The manuscript entitled “Assessment of individual radiosensitivity in breast cancer patients using combination of biomolecular markers” aims to establish biomarkers to identify radiotherapy patients with increased radiosensitivity. The authors tested a range of endpoints assayed in cells from blood samples obtained from radiotherapy patients and attempted to correlate the output with radiosensitivity status of the patients. The investigation presents a genuine interest for a broad audience of readers and may have a potential impact, along with other studies in this field, on clinical radiotherapy practice.
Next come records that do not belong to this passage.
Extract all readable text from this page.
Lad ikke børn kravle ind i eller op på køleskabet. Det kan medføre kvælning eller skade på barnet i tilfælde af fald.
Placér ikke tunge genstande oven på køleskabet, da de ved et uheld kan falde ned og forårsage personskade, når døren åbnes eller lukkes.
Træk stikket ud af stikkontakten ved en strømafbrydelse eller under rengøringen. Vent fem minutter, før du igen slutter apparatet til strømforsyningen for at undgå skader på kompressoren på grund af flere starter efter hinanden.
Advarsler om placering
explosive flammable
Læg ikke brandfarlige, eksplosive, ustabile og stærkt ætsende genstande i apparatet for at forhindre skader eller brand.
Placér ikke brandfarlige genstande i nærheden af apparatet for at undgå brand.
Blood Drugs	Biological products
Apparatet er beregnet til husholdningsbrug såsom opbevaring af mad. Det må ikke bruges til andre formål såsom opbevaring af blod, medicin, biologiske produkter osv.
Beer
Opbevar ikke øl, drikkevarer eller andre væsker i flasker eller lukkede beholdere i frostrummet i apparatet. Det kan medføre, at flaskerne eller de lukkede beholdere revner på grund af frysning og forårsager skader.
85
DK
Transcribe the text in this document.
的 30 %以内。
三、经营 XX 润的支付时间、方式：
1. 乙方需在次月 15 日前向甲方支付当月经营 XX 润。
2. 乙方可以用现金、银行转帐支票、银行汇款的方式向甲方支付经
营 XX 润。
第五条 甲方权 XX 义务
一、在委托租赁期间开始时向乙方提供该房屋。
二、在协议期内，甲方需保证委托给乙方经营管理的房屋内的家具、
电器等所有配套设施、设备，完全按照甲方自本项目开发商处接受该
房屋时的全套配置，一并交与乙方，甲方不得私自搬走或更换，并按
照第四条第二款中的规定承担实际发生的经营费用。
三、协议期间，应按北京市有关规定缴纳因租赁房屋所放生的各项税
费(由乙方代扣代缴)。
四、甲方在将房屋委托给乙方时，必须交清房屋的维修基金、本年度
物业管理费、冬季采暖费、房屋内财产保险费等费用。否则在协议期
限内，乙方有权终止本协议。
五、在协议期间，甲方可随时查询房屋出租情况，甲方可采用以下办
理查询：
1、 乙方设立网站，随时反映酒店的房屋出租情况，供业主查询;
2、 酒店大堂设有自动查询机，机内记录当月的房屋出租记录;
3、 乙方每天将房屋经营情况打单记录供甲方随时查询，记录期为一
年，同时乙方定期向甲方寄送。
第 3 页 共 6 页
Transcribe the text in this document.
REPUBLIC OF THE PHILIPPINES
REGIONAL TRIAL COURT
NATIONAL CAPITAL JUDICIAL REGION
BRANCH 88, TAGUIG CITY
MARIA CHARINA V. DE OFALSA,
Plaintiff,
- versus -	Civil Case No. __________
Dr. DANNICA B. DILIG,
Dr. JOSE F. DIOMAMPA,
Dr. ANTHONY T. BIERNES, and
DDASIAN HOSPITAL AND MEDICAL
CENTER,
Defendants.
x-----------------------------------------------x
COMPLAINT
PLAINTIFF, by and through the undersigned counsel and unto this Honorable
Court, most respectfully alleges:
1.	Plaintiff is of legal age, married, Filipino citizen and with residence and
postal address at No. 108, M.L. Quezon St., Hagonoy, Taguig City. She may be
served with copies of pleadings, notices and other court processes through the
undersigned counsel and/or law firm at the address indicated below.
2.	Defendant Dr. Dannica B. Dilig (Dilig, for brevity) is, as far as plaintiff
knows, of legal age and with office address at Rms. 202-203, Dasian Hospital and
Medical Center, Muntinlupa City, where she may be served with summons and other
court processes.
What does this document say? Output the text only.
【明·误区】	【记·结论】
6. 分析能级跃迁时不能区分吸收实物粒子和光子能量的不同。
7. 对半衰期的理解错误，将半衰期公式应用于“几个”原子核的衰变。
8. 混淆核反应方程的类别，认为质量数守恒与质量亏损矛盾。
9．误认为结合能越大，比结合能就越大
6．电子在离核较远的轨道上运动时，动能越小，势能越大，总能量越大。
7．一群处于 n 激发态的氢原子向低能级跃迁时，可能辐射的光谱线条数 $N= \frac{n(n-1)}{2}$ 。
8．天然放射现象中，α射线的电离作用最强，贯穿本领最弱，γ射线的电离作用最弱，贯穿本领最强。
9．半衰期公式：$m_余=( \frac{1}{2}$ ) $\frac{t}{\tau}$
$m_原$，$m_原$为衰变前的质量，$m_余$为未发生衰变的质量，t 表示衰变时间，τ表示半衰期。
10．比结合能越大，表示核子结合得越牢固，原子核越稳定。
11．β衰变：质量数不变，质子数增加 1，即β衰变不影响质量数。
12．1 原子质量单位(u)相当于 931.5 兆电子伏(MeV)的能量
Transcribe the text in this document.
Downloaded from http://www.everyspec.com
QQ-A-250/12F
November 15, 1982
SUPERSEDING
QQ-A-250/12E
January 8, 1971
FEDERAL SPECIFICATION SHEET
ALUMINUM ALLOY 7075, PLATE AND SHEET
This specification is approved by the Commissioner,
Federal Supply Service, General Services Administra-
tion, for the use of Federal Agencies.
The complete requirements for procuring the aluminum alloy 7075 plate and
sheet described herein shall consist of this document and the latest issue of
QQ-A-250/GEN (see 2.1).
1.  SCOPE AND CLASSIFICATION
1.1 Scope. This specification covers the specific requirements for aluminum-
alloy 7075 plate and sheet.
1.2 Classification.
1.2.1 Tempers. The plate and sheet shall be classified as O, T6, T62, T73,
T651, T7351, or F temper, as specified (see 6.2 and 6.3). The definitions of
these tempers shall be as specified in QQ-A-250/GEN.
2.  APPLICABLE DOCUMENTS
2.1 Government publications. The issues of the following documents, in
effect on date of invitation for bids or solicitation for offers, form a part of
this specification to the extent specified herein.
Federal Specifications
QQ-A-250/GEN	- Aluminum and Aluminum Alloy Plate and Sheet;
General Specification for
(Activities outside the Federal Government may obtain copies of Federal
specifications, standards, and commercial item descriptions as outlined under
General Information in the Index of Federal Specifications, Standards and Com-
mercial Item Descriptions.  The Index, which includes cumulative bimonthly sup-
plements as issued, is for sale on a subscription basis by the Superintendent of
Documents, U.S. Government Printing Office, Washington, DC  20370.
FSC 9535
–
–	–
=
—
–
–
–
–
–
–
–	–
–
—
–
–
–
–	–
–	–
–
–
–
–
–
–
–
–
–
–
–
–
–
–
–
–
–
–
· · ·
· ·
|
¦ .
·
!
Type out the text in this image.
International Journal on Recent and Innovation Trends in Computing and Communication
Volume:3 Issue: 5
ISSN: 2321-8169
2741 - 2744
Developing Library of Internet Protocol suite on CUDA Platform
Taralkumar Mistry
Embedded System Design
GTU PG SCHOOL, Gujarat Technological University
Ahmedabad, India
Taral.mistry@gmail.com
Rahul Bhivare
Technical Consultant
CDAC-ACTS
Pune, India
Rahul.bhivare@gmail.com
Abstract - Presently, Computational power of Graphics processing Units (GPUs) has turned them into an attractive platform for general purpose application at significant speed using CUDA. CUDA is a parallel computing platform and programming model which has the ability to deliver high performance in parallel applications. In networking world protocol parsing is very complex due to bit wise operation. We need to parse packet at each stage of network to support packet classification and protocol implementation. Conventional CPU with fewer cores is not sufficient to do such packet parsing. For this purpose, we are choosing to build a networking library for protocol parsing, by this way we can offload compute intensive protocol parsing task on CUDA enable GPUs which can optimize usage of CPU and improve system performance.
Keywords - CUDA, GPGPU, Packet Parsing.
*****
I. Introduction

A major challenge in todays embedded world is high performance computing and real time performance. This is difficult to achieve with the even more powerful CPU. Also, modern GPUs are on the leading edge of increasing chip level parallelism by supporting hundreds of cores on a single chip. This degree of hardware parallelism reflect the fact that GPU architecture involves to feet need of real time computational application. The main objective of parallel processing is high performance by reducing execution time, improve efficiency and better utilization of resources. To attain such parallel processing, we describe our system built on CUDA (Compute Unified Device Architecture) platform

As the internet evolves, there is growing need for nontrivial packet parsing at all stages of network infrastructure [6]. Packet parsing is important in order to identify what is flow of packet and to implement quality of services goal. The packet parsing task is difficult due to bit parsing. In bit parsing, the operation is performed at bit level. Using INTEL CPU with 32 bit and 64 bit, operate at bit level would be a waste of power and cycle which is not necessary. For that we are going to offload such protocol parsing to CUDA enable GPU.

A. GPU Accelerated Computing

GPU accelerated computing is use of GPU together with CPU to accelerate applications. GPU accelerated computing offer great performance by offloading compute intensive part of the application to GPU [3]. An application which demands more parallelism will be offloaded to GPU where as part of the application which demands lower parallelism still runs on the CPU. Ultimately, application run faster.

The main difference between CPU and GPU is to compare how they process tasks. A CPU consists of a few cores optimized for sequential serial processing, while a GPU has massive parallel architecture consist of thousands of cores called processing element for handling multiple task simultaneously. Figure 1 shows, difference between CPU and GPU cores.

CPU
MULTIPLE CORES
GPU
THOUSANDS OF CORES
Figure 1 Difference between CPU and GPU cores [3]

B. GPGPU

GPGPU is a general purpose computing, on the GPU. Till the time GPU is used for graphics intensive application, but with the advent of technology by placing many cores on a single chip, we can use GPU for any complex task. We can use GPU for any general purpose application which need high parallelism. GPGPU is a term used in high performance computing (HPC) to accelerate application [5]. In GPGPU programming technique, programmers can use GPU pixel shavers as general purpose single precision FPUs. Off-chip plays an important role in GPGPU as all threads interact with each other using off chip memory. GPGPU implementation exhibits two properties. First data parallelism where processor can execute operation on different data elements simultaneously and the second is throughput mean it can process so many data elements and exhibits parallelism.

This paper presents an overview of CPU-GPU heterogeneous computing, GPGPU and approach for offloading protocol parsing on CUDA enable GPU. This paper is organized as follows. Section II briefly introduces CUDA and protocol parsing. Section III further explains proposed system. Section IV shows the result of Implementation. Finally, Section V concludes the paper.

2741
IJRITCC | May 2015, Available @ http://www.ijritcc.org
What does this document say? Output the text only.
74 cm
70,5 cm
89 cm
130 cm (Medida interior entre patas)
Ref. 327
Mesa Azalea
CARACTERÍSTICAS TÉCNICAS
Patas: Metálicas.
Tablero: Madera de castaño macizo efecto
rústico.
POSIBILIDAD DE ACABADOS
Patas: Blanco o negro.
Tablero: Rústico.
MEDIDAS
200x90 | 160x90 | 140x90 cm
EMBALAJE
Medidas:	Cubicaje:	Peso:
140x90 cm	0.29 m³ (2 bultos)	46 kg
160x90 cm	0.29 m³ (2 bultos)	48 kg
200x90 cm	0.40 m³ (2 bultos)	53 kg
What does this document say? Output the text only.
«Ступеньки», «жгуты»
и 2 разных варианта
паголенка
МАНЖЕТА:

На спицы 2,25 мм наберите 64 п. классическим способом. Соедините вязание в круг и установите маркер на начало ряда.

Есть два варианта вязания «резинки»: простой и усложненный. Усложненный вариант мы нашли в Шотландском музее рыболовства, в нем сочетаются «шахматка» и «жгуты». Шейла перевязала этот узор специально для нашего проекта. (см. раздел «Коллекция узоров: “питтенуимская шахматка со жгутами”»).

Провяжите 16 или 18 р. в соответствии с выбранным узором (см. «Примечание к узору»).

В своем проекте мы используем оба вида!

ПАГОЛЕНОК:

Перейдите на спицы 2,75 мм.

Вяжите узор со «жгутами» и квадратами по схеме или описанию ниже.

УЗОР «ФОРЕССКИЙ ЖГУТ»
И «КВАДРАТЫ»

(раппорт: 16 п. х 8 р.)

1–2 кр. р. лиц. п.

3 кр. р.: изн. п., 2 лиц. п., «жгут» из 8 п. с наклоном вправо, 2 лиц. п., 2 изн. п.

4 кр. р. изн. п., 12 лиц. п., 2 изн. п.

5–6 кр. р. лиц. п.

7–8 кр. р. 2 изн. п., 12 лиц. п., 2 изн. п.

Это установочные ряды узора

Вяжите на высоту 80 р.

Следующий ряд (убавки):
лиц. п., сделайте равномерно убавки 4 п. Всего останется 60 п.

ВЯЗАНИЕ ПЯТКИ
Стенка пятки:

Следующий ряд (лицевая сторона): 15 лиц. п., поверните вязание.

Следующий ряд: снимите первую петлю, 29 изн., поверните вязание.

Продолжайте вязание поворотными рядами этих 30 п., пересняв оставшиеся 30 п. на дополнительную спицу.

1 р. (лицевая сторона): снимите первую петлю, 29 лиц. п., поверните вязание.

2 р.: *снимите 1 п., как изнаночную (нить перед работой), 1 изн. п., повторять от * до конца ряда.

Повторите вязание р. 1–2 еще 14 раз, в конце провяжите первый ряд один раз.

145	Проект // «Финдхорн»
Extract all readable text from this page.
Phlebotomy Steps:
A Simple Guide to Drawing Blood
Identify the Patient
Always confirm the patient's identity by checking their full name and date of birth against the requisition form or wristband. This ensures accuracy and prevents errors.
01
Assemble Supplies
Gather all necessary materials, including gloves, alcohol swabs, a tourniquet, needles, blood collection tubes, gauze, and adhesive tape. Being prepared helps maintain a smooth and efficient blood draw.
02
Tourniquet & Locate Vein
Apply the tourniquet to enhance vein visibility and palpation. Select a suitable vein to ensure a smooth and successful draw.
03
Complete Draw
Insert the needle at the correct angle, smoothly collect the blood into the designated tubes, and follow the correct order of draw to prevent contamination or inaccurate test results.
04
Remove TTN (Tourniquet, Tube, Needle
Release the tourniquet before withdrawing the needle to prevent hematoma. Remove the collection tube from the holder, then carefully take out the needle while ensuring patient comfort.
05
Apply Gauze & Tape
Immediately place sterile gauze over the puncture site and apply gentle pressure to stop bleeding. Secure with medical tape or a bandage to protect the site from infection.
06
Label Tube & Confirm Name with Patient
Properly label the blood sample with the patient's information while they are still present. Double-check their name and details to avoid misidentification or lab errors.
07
The most controversial observation reported in the manuscript is that in radiosensitive (RS) patients group an increased level of endogenous DNA 53BP1 foci was observed before the start of radiotherapy (RT), as compared to normal responding patients (NOR) (Figure 1). Associated with this observation is a conclusion that this biomarker (lines 468-469) could be suggested for assessing individual RS. This observation is even more surprising considering that in blood samples obtained one year after RT the level of these foci is much lower. Unfortunately, no statistical significance for this difference (one year post-RT vs pre-RT) is provided.  The interpretation of this trend should be addressed in the discussion of the manuscript: is it just a statistical variation due to low number of patients in the group or there is some sort of prolonged adaptive reaction in response to RT?

Specific comments

1.       In methodological context, the reasons for choosing of 24 hr interval after RT fraction for the second point (Figure 1) are not clear and no justification is given for this choice. Since at this time interval, the majority of DNA repair foci induced by RT will be eliminated, and therefore with shorter interval more difference could be observed between pre- and post- RT points for co-localised foci, which could possible results in statistical significance of difference between these points for separate CHT+RT and RT analysis. Addressing this point would be beneficial for the manuscript.

2.       Section 2.3 in Material and Methods should be split into two sections – one describing patients and another one describing cell processing. Numbers of RS and NOR should be stated in patients’ section. Table 1 should go to supplementary materials since majority of particular details of individual patients are not used in the main body of the manuscript.

3.       The legend for Figure 3 lacks details. Interpretation of diagrams is difficult for the reader unless clear association between axes names and fluorescent labels used to discriminate cell populations is specified.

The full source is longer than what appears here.